By Jim Forsyth
SAN ANTONIO (Reuters) - Texas on Tuesday warned residents for the third consecutive year not to travel to Mexico during the upcoming university spring break season, saying drug cartel violence and other criminal activity are a safety threat even in resort areas.
The advisory comes despite pleas from top Mexican officials to target the travel warnings to specific areas where the threat of violence is greatest.
Mexican officials said that popular tourist areas such as Cancun and Cabo San Lucas are safe for American travelers.
Drug violence has claimed an estimated 40,000 lives in Mexico since 2006.
"The Mexican government has made great strides battling the cartels, and we commend their continued commitment to making Mexico a safer place to live and visit," Texas Department of Public Safety Director Steve McCraw said. "However, drug cartel violence and other criminal activity represent a significant safety threat, even in some resort areas."
Last year, Texas officials also warned against visiting any part of Mexico during spring break. In 2010, Texas urged spring breakers to avoid northern Mexican border cities.
The number of Americans murdered in Mexico jumped from 35 in 2007 to 120 last year, McCraw said.
"Many crimes against Americans in Mexico go unpunished," he said.
Some crime in Mexico is directly related to cartel violence, and some is not, but rape is a serious problem in resort areas, said Tom Vinger, a spokesman for the Department.

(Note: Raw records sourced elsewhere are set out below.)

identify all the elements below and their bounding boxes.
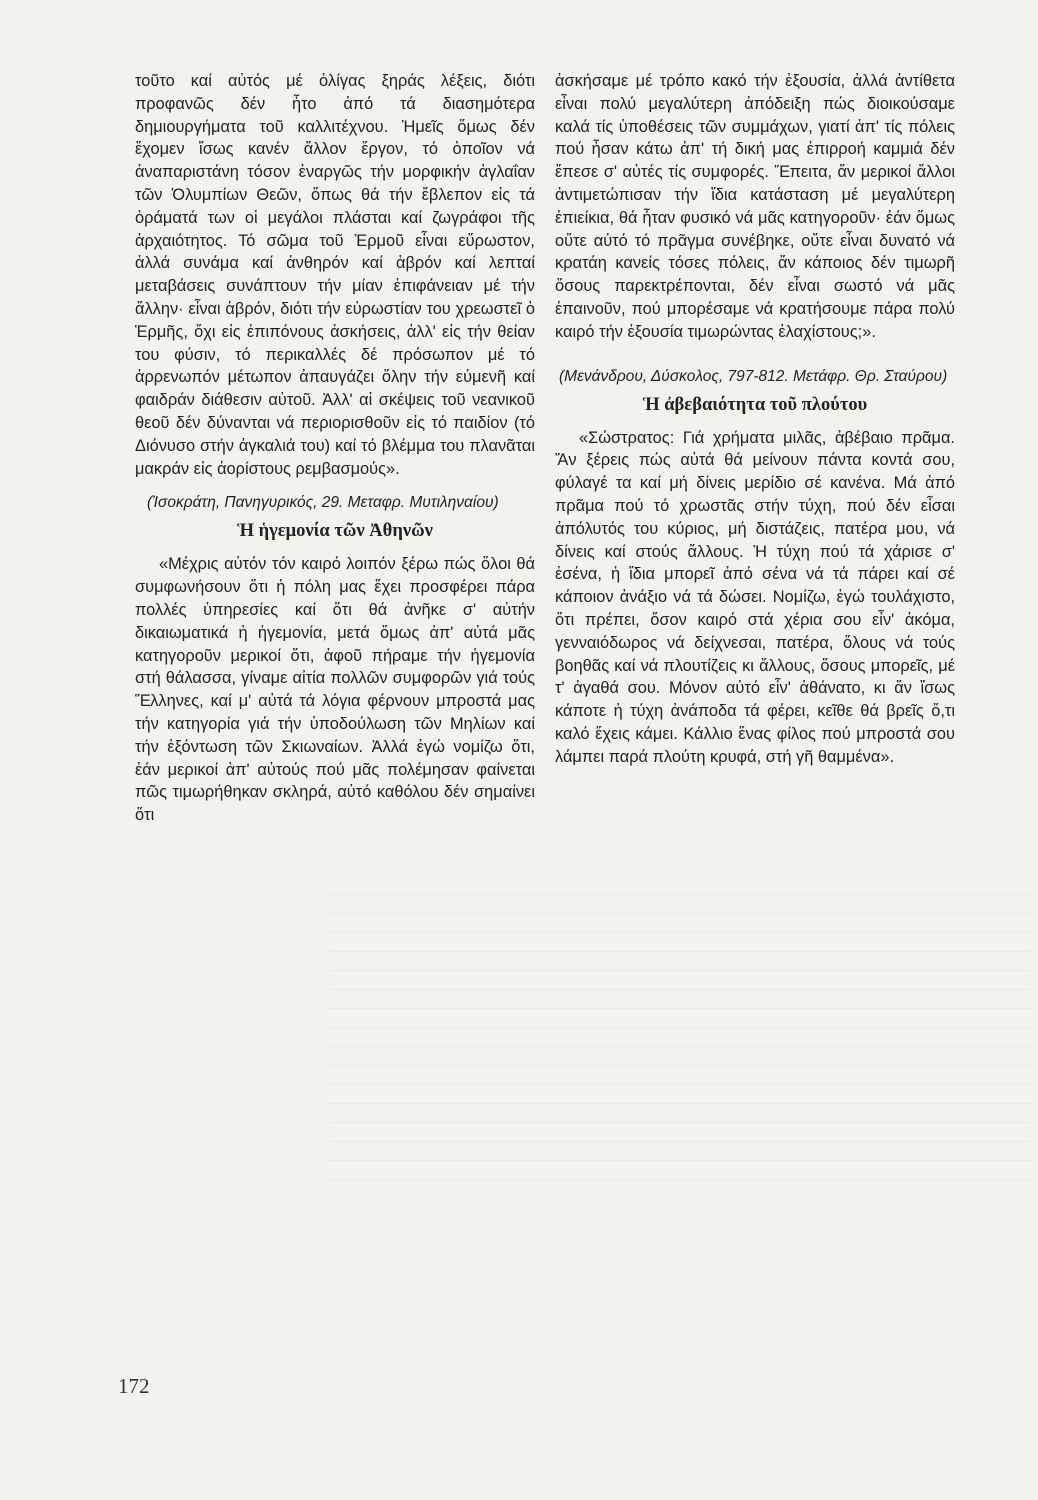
left-paragraph-1: τοῦτο καί αὐτός μέ ὀλίγας ξηράς λέξεις, διότι προφανῶς δέν ἦτο ἀπό τά διασημότερα δημιουργήματα τοῦ καλλιτέχνου. Ἡμεῖς ὅμως δέν ἔχομεν ἴσως κανέν ἄλλον ἔργον, τό ὁποῖον νά ἀναπαριστάνη τόσον ἐναργῶς τήν μορφικήν ἀγλαΐαν τῶν Ὀλυμπίων Θεῶν, ὅπως θά τήν ἔβλεπον εἰς τά ὁράματά των οἱ μεγάλοι πλάσται καί ζωγράφοι τῆς ἀρχαιότητος. Τό σῶμα τοῦ Ἑρμοῦ εἶναι εὔρωστον, ἀλλά συνάμα καί ἀνθηρόν καί ἁβρόν καί λεπταί μεταβάσεις συνάπτουν τήν μίαν ἐπιφάνειαν μέ τήν ἄλλην· εἶναι ἁβρόν, διότι τήν εὐρωστίαν του χρεωστεῖ ὁ Ἑρμῆς, ὄχι εἰς ἐπιπόνους ἀσκήσεις, ἀλλ' εἰς τήν θείαν του φύσιν, τό περικαλλές δέ πρόσωπον μέ τό ἀρρενωπόν μέτωπον ἀπαυγάζει ὅλην τήν εὐμενῆ καί φαιδράν διάθεσιν αὐτοῦ. Ἀλλ' αἱ σκέψεις τοῦ νεανικοῦ θεοῦ δέν δύνανται νά περιορισθοῦν εἰς τό παιδίον (τό Διόνυσο στήν ἀγκαλιά του) καί τό βλέμμα του πλανᾶται μακράν εἰς ἀορίστους ρεμβασμούς». — [135, 72, 535, 478]
right-paragraph-1: ἀσκήσαμε μέ τρόπο κακό τήν ἐξουσία, ἀλλά ἀντίθετα εἶναι πολύ μεγαλύτερη ἀπόδειξη πώς διοικούσαμε καλά τίς ὑποθέσεις τῶν συμμάχων, γιατί ἀπ' τίς πόλεις πού ἦσαν κάτω ἀπ' τή δική μας ἐπιρροή καμμιά δέν ἔπεσε σ' αὐτές τίς συμφορές. Ἔπειτα, ἄν μερικοί ἄλλοι ἀντιμετώπισαν τήν ἴδια κατάσταση μέ μεγαλύτερη ἐπιείκια, θά ἦταν φυσικό νά μᾶς κατηγοροῦν· ἐάν ὅμως οὔτε αὐτό τό πρᾶγμα συνέβηκε, οὔτε εἶναι δυνατό νά κρατάη κανείς τόσες πόλεις, ἄν κάποιος δέν τιμωρῆ ὅσους παρεκτρέπονται, δέν εἶναι σωστό νά μᾶς ἐπαινοῦν, πού μπορέσαμε νά κρατήσουμε πάρα πολύ καιρό τήν ἐξουσία τιμωρώντας ἐλαχίστους;». — [555, 72, 955, 341]
left-citation: (Ἰσοκράτη, Πανηγυρικός, 29. Μεταφρ. Μυτιληναίου) — [147, 494, 499, 512]
left-section-heading: Ἡ ἡγεμονία τῶν Ἀθηνῶν — [237, 521, 433, 542]
left-column — [135, 70, 535, 827]
left-paragraph-2: «Μέχρις αὐτόν τόν καιρό λοιπόν ξέρω πώς ὅλοι θά συμφωνήσουν ὅτι ἡ πόλη μας ἔχει προσφέρει πάρα πολλές ὑπηρεσίες καί ὅτι θά ἀνῆκε σ' αὐτήν δικαιωματικά ἡ ἡγεμονία, μετά ὅμως ἀπ' αὐτά μᾶς κατηγοροῦν μερικοί ὅτι, ἀφοῦ πήραμε τήν ἡγεμονία στή θάλασσα, γίναμε αἰτία πολλῶν συμφορῶν γιά τούς Ἕλληνες, καί μ' αὐτά τά λόγια φέρνουν μπροστά μας τήν κατηγορία γιά τήν ὑποδούλωση τῶν Μηλίων καί τήν ἐξόντωση τῶν Σκιωναίων. Ἀλλά ἐγώ νομίζω ὅτι, ἐάν μερικοί ἀπ' αὐτούς πού μᾶς πολέμησαν φαίνεται πῶς τιμωρήθηκαν σκληρά, αὐτό καθόλου δέν σημαίνει ὅτι — [135, 555, 535, 825]
right-section-heading: Ἡ ἀβεβαιότητα τοῦ πλούτου — [642, 394, 868, 415]
right-column — [555, 70, 955, 769]
show-through-texture — [330, 880, 1030, 1180]
right-citation: (Μενάνδρου, Δύσκολος, 797-812. Μετάφρ. Θρ. Σταύρου) — [559, 367, 948, 385]
page-number: 172 — [118, 1374, 150, 1398]
right-paragraph-2: «Σώστρατος: Γιά χρήματα μιλᾶς, ἀβέβαιο πρᾶμα. Ἄν ξέρεις πώς αὐτά θά μείνουν πάντα κοντά σου, φύλαγέ τα καί μή δίνεις μερίδιο σέ κανένα. Μά ἀπό πρᾶμα πού τό χρωστᾶς στήν τύχη, πού δέν εἶσαι ἀπόλυτός του κύριος, μή διστάζεις, πατέρα μου, νά δίνεις καί στούς ἄλλους. Ἡ τύχη πού τά χάρισε σ' ἐσένα, ἡ ἴδια μπορεῖ ἀπό σένα νά τά πάρει καί σέ κάποιον ἀνάξιο νά τά δώσει. Νομίζω, ἐγώ τουλάχιστο, ὅτι πρέπει, ὅσον καιρό στά χέρια σου εἶν' ἀκόμα, γενναιόδωρος νά δείχνεσαι, πατέρα, ὅλους νά τούς βοηθᾶς καί νά πλουτίζεις κι ἄλλους, ὅσους μπορεῖς, μέ τ' ἀγαθά σου. Μόνον αὐτό εἶν' ἀθάνατο, κι ἄν ἴσως κάποτε ἡ τύχη ἀνάποδα τά φέρει, κεῖθε θά βρεῖς ὅ,τι καλό ἔχεις κάμει. Κάλλιο ἕνας φίλος πού μπροστά σου λάμπει παρά πλούτη κρυφά, στή γῆ θαμμένα». — [555, 428, 955, 766]
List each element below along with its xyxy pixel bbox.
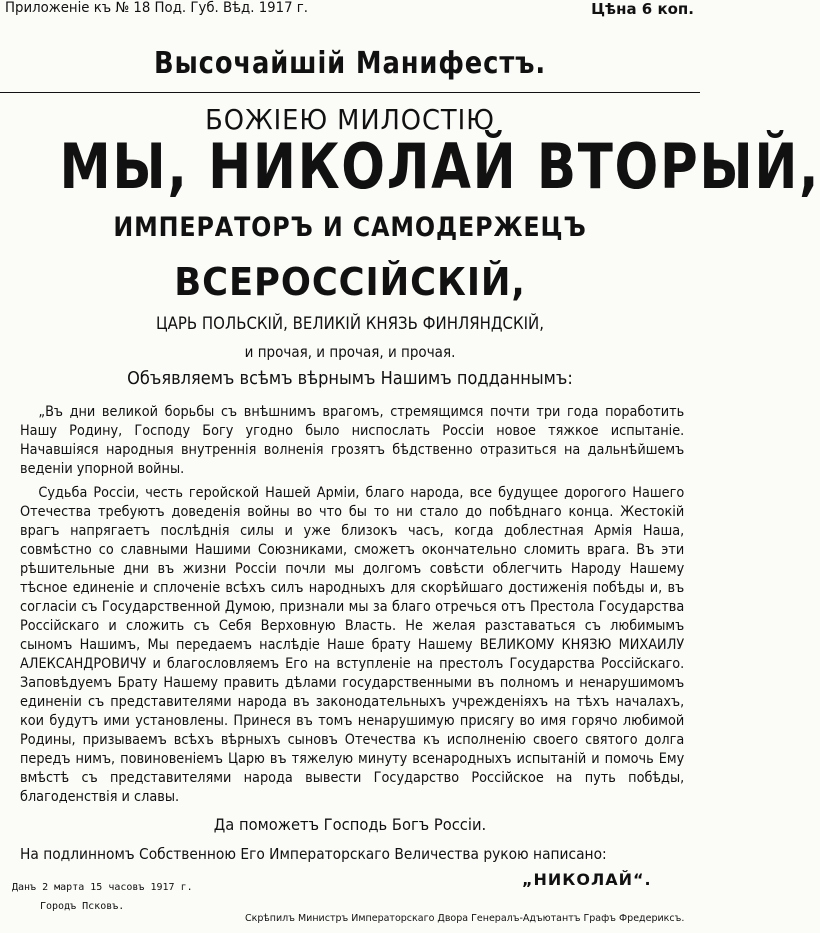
address-line: Объявляемъ всѣмъ вѣрнымъ Нашимъ подданнымъ: bbox=[127, 368, 573, 389]
etc-line: и прочая, и прочая, и прочая. bbox=[244, 343, 456, 361]
paragraph-1: „Въ дни великой борьбы съ внѣшнимъ врагомъ, стремящимся почти три года поработить Нашу Родину, Господу Богу угодно было ниспослать Россіи новое тяжкое испытаніе. Начавшіяся народныя внутреннія волненія грозятъ бѣдственно отразиться на дальнѣйшемъ веденіи упорной войны. bbox=[20, 404, 685, 477]
original-note: На подлинномъ Собственною Его Императорскаго Величества рукою написано: bbox=[20, 845, 607, 863]
paragraph-2: Судьба Россіи, честь геройской Нашей Арміи, благо народа, все будущее дорогого Нашего Отечества требуютъ доведенія войны во что бы то ни стало до побѣднаго конца. Жестокій врагъ напрягаетъ послѣднія силы и уже близокъ часъ, когда доблестная Армія Наша, совмѣстно со славными Нашими Союзниками, сможетъ окончательно сломить врага. Въ эти рѣшительные дни въ жизни Россіи почли мы долгомъ совѣсти облегчить Народу Нашему тѣсное единеніе и сплоченіе всѣхъ силъ народныхъ для скорѣйшаго достиженія побѣды и, въ согласіи съ Государственной Думою, признали мы за благо отречься отъ Престола Государства Россійскаго и сложить съ Себя Верховную Власть. Не желая разставаться съ любимымъ сыномъ Нашимъ, Мы передаемъ наслѣдіе Наше брату Нашему ВЕЛИКОМУ КНЯЗЮ МИХАИЛУ АЛЕКСАНДРОВИЧУ и благословляемъ Его на вступленіе на престолъ Государства Россійскаго. Заповѣдуемъ Брату Нашему править дѣлами государственными въ полномъ и ненарушимомъ единеніи съ представителями народа въ законодательныхъ учрежденіяхъ на тѣхъ началахъ, кои будутъ ими установлены. Принеся въ томъ ненарушимую присягу во имя горячо любимой Родины, призываемъ всѣхъ вѣрныхъ сыновъ Отечества къ исполненію своего святого долга передъ нимъ, повиновеніемъ Царю въ тяжелую минуту всенародныхъ испытаній и помочь Ему вмѣстѣ съ представителями народа вывести Государство Россійское на путь побѣды, благоденствія и славы. bbox=[20, 485, 685, 805]
closing-line: Да поможетъ Господь Богъ Россіи. bbox=[213, 815, 487, 834]
countersign-line: Скрѣпилъ Министръ Императорскаго Двора Генералъ-Адъютантъ Графъ Фредериксъ. bbox=[245, 913, 685, 924]
emperor-title: ИМПЕРАТОРЪ И САМОДЕРЖЕЦЪ bbox=[113, 212, 587, 243]
sovereign-name: МЫ, НИКОЛАЙ ВТОРЫЙ, bbox=[59, 130, 820, 203]
price-label: Цѣна 6 коп. bbox=[591, 0, 694, 18]
supplement-line: Приложеніе къ № 18 Под. Губ. Вѣд. 1917 г. bbox=[5, 0, 308, 16]
tsar-titles: ЦАРЬ ПОЛЬСКІЙ, ВЕЛИКІЙ КНЯЗЬ ФИНЛЯНДСКІЙ, bbox=[156, 314, 544, 334]
title-divider bbox=[0, 92, 700, 93]
date-line: Данъ 2 марта 15 часовъ 1917 г. bbox=[12, 882, 193, 893]
signature: „НИКОЛАЙ“. bbox=[522, 870, 652, 889]
by-grace-line: БОЖІЕЮ МИЛОСТІЮ bbox=[205, 103, 495, 136]
document-title: Высочайшій Манифестъ. bbox=[153, 46, 547, 81]
place-line: Городъ Псковъ. bbox=[40, 901, 125, 912]
all-russian-title: ВСЕРОССІЙСКІЙ, bbox=[174, 260, 526, 304]
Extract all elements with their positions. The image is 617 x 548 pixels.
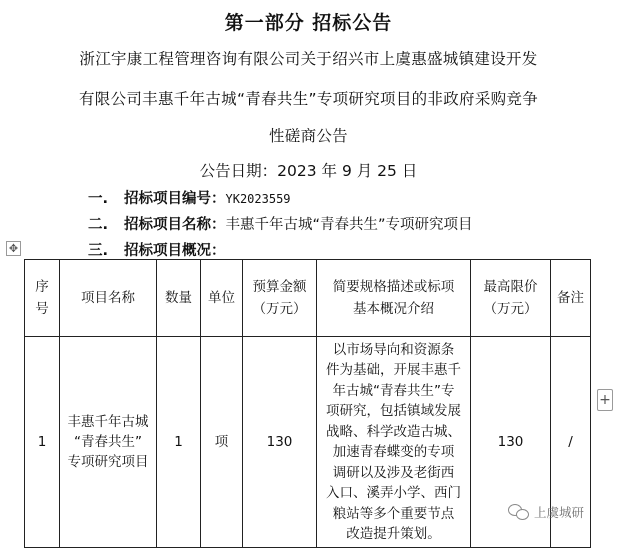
item-number: 三. [88,243,109,259]
watermark [508,503,584,521]
cell-limit: 130 [471,337,551,548]
project-name-item [88,213,473,234]
header-text: 序 [35,279,49,295]
wechat-icon [508,504,530,520]
cell-description [317,337,471,548]
cell-text: “青春共生” [74,434,142,450]
cell-text: 改造提升策划。 [346,526,441,542]
announcement-date: 公告日期：2023 年 9 月 25 日 [199,162,418,180]
table-row [25,337,591,548]
cell-text: 加速青春蝶变的专项 [332,444,455,460]
header-cell-desc [317,260,471,337]
cell-note: / [551,337,591,548]
cell-text: 项研究，包括镇域发展 [326,403,461,419]
cell-text: 粮站等多个重要节点 [332,505,455,522]
cell-text: 专项研究项目 [67,454,149,470]
item-label: 招标项目概况： [124,243,226,259]
header-cell-name: 项目名称 [60,260,157,337]
watermark-text: 上虞城研 [534,505,585,520]
header-text: （万元） [252,301,307,317]
item-value: 丰惠千年古城“青春共生”专项研究项目 [225,217,473,233]
cell-text: 丰惠千年古城 [67,414,149,430]
cell-text: 入口、溪弄小学、西门 [326,485,461,501]
header-text: 预算金额 [252,279,307,295]
item-number: 一. [88,191,109,207]
project-overview-item [88,239,226,260]
header-cell-budget [243,260,317,337]
table-move-handle-icon[interactable]: ✥ [6,241,21,256]
cell-project-name [60,337,157,548]
cell-qty: 1 [157,337,201,548]
cell-unit: 项 [201,337,243,548]
header-cell-unit: 单位 [201,260,243,337]
project-number-item [88,187,291,208]
announcement-title-line-3: 性磋商公告 [268,127,348,145]
item-value: YK2023559 [225,192,291,206]
section-title: 第一部分 招标公告 [224,12,393,34]
header-cell-limit [471,260,551,337]
header-text: 基本概况介绍 [353,301,434,317]
item-label: 招标项目名称： [124,217,226,233]
cell-text: 年古城“青春共生”专 [332,382,455,399]
item-label: 招标项目编号： [124,191,226,207]
header-text: 最高限价 [483,279,538,295]
announcement-title-line-2: 有限公司丰惠千年古城“青春共生”专项研究项目的非政府采购竞争 [78,90,539,108]
project-overview-table [24,259,591,548]
cell-text: 件为基础，开展丰惠千 [326,362,461,378]
header-text: 简要规格描述或标项 [332,279,455,295]
announcement-title-line-1: 浙江宇康工程管理咨询有限公司关于绍兴市上虞惠盛城镇建设开发 [79,50,538,68]
item-number: 二. [88,217,109,233]
header-cell-note: 备注 [551,260,591,337]
header-text: 号 [35,301,49,317]
cell-text: 战略、科学改造古城、 [326,423,461,440]
cell-text: 调研以及涉及老街西 [332,464,455,481]
header-cell-qty: 数量 [157,260,201,337]
table-header-row [25,260,591,337]
cell-no: 1 [25,337,60,548]
cell-text: 以市场导向和资源条 [332,341,455,358]
header-text: （万元） [483,301,538,317]
header-cell-no [25,260,60,337]
cell-budget: 130 [243,337,317,548]
add-column-button[interactable]: + [597,389,613,411]
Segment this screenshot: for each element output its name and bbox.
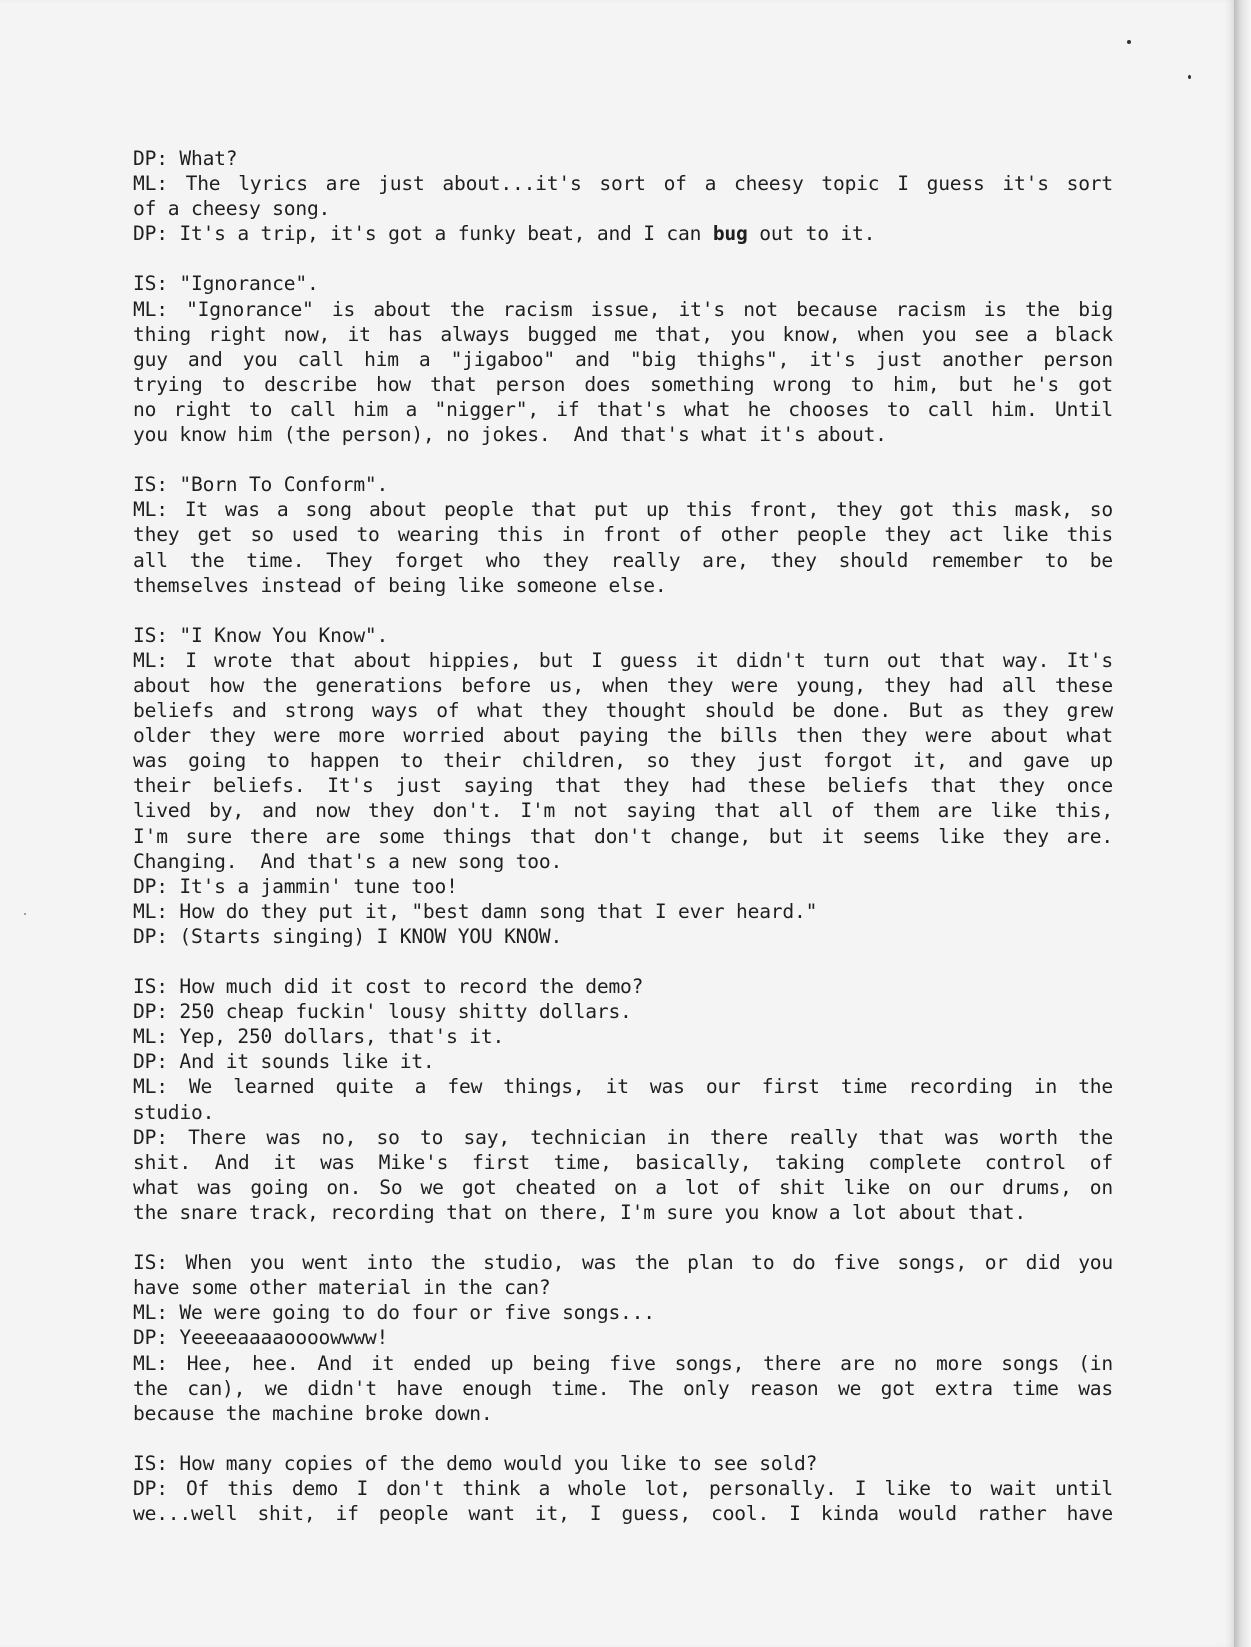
text-segment: Changing. And that's a new song too. [133,849,563,873]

"Some bars and nightclubs in resort cities like Cancun, Acapulco, Mazatlan, Cabo San Lucas and Tijuana can be havens for drug dealers and petty criminals," Vinger said.
Mexican officials said they are deeply concerned about Texas' advisory.
"This warning is exceptionally aggressive," said Rodolfo Lopez Negrete, chief operating officer of the Mexico Tourism Board. "To paint Mexico with such a massively broad brush stroke is simply outrageous."
Lopez Negrete met with several Texas state officials and told them that the drug cartel violence is largely confined to isolated areas along the Rio Grande in northern Mexico, including the city of Juarez across from El Paso.
He urged the state to stress that the violence is not widespread, and that of the 22.7 million tourists who visited Mexico last year, almost none were in the vicinity of any type of violence.
"Those pockets where this violence is taking place are very well identified," Lopez Negrete said during his visit to Texas last week. "This is totally unrelated to tourism. This is not about attacking tourists."
Tuesday's announcement is a major blow for Mexico's economy. Tourism is Mexico's second-largest industry. About 60 percent of Mexico's visitors are American, and about one third of them are either Texans or travelers who pass through Texas.
"The bottom line is, we also have to look at the risk to American citizens, and we believe that risk is real, and the violence in Mexico is widespread and has actually grown from last year," Vinger said. "The nature of the violence is completely unpredictable, and I don't think you can say it is not going to happen in any specific place."